The Benefits of Ashwagandha for Hormonal Health
Ashwagandha Withania somnifera (ashwagandha) is a root which has been used in Indian medicine for about 3,000 years. Its historical uses have been for the treatment of a litany of conditions and ashwagandha has been used as a constituent of over 200 formulations in Siddha, Unani, and Ayruvedic medicine. Recently, pharmacologists have been studying the effects of ashwagandha extracts and individual compounds isolated from it for many conditions.⁽¹⁾
The first indication that withania somnifera is a bioactive plant is its name; somnifera means ‘sleep-inducing’ and can also be found in the Linnean name for opium poppies (papaver somniferum.) The second indication can be gained by observing how closely one of its alkaloids, withaferin A,⁽²⁾ resembles many of the body’s own hormones. Indeed, androgenic effects have been observed in ashwagandha studies recently showing increases in strength and muscle size over the control group.⁽³⁾ Small but perceptible increases in serum testosterone were noted.

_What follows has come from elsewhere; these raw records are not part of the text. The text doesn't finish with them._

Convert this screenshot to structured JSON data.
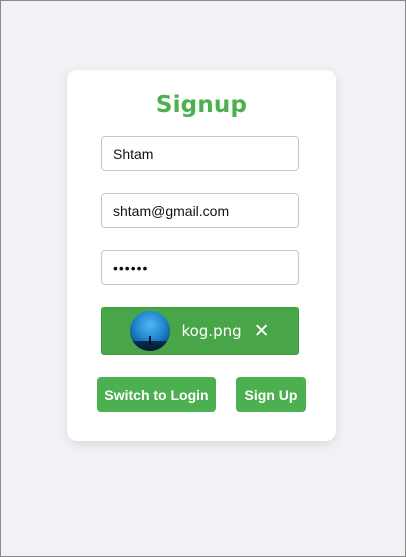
{
  "form": {
    "title": "Signup",
    "name_value": "Shtam",
    "email_value": "shtam@gmail.com",
    "password_value": "123456"
  },
  "upload": {
    "file_name": "kog.png",
    "remove_glyph": "✕",
    "thumbnail_icon": "image-thumbnail-icon",
    "remove_icon": "close-icon",
    "background_color": "#4caf50"
  },
  "actions": {
    "switch_label": "Switch to Login",
    "signup_label": "Sign Up"
  },
  "colors": {
    "accent": "#4caf50",
    "page_background": "#f0f2f5",
    "card_background": "#ffffff"
  }
}
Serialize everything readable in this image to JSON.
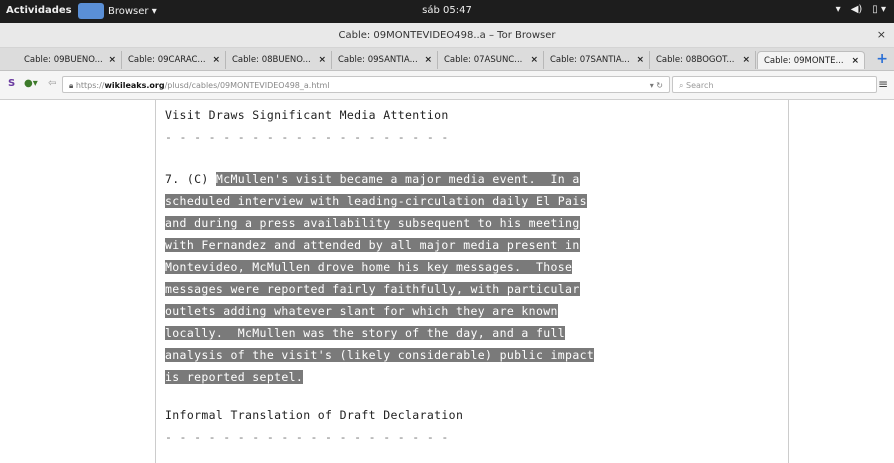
{
  "topbar": {
    "activities": "Actividades",
    "app": "Browser ▾",
    "clock": "sáb 05:47",
    "tray": [
      "▾",
      "◀)",
      "▯ ▾"
    ]
  },
  "window": {
    "title": "Cable: 09MONTEVIDEO498..a – Tor Browser",
    "close": "×"
  },
  "tabs": [
    "Cable: 09BUENO...",
    "Cable: 09CARAC...",
    "Cable: 08BUENO...",
    "Cable: 09SANTIA...",
    "Cable: 07ASUNC...",
    "Cable: 07SANTIA...",
    "Cable: 08BOGOT...",
    "Cable: 09MONTE..."
  ],
  "tab_close": "×",
  "navbar": {
    "url_prefix": "https://",
    "url_domain": "wikileaks.org",
    "url_path": "/plusd/cables/09MONTEVIDEO498_a.html",
    "search_placeholder": "Search"
  },
  "content": {
    "heading1": "Visit Draws Significant Media Attention",
    "dashes": "- - - - - - - - - - - - - - - - - - - -",
    "para_label": "7. (C) ",
    "para_lines": [
      "McMullen's visit became a major media event.  In a",
      "scheduled interview with leading-circulation daily El Pais",
      "and during a press availability subsequent to his meeting",
      "with Fernandez and attended by all major media present in",
      "Montevideo, McMullen drove home his key messages.  Those",
      "messages were reported fairly faithfully, with particular",
      "outlets adding whatever slant for which they are known",
      "locally.  McMullen was the story of the day, and a full",
      "analysis of the visit's (likely considerable) public impact",
      "is reported septel."
    ],
    "heading2": "Informal Translation of Draft Declaration"
  }
}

Research has shown that a whole extract was able to increase levels of thyroxine (T₄) in mice.⁽⁴⁾ A second study done ten years later showed that an ashwagandha extract raised both T₃ and T₄ levels to normal in hypothyroid mice.⁽⁵⁾ There hasn’t been too much research on this aspect, but an interesting medical case report in the British Medical Journal lends credence to ashwagandhas euthyroid effects.⁽⁶⁾
The hormonal effects of ashwagandha are most pronounced in diabetics and this effect has been confirmed in numerous studies. Researchers in 2008 induced diabetes in rats with streptozotocin, a drug which is well-known to modify insulin-producing β-cells in the pancreas. Some of the groups were then given ashwagandha root extract and the antidiabetic effects were rather startling.⁽⁷⁾ At 200 milligrams per kilogram the ashwagandha diabetic rats showed a 111% reduction in blood glucose to a value quite close to the normal range. The rats that received the 400 mg/kg dose did even better (Table 2). Moreover, ashwagandha root extract was able to significantly lower insulin as well in diabetic mice in a dose-dependent manner (Fig 1).
Confirming the strong antidiabetic effect of ashwagandha and discovering a new pharmacological properties was a study published in Nature Medicine titled: Withaferin A is a Leptin Sensitizer with Strong Antidiabetic Properties in Mice.⁽⁸⁾ As the title suggests, Japanese researchers used one specific alkaloid from ashwagandha called withaferin A. They had been previously studying the the leptin sensitizer celastrol but found that withaferin A had similar properties. Obese rats fed withaferin A showed a 20–25% reduction of body weight and lean rats showed no decrease in body weight. The researchers attributed this to increased leptin sensitivity, the peptide hormone known to signal the body to stop eating.
The administration of ashwagandha has been shown to markedly reduce cortisol levels (28%) in a 60 day study of 64 subjects. Standardized tests were given to the placebo and the ashwagandha groups and the scores indicated a significant reduction in stress. The ashwagandha groups saw anxiety test reductions of 69.7%, 64.2%, 75.6% and 44.0% while the placebo group had reductions of only 11.6%, 10.4%, −4.3% and 5.5%.⁽⁹⁾ This study indicates that ashwagandha has a strong anti-stress effect.
Furthering this evidence was a pharmacological study which measured binding affinities of withania A on purified receptor proteins. It was shown that withania A bound to the β1-adrenergic receptor nearly as strongly (8.1KJ/mol) as carazolol (8.5KJ/mol), a high-affinity β-blocker.⁽¹⁰⁾ This strongly implies that ashwagandha likely influences the β1-adrenalin receptor in the body as well.
Other Areas of Research
Pharmacologists are now beginning to confirm what Indians have known for thousands of years: ashwagandha is an anabolic, antiglycemic, anxiolytic, and anti-inflammatory agent. Interesting cancer research is being done⁽¹¹⁾ on ashwagandha and it has even been shown to reduce β-amyloid misfolding in Alzheimer’s Disease.⁽¹²⁾ It contains dozens of alkaloids and studies on any one isolated compound cannot truly represent the efficacy of the whole root.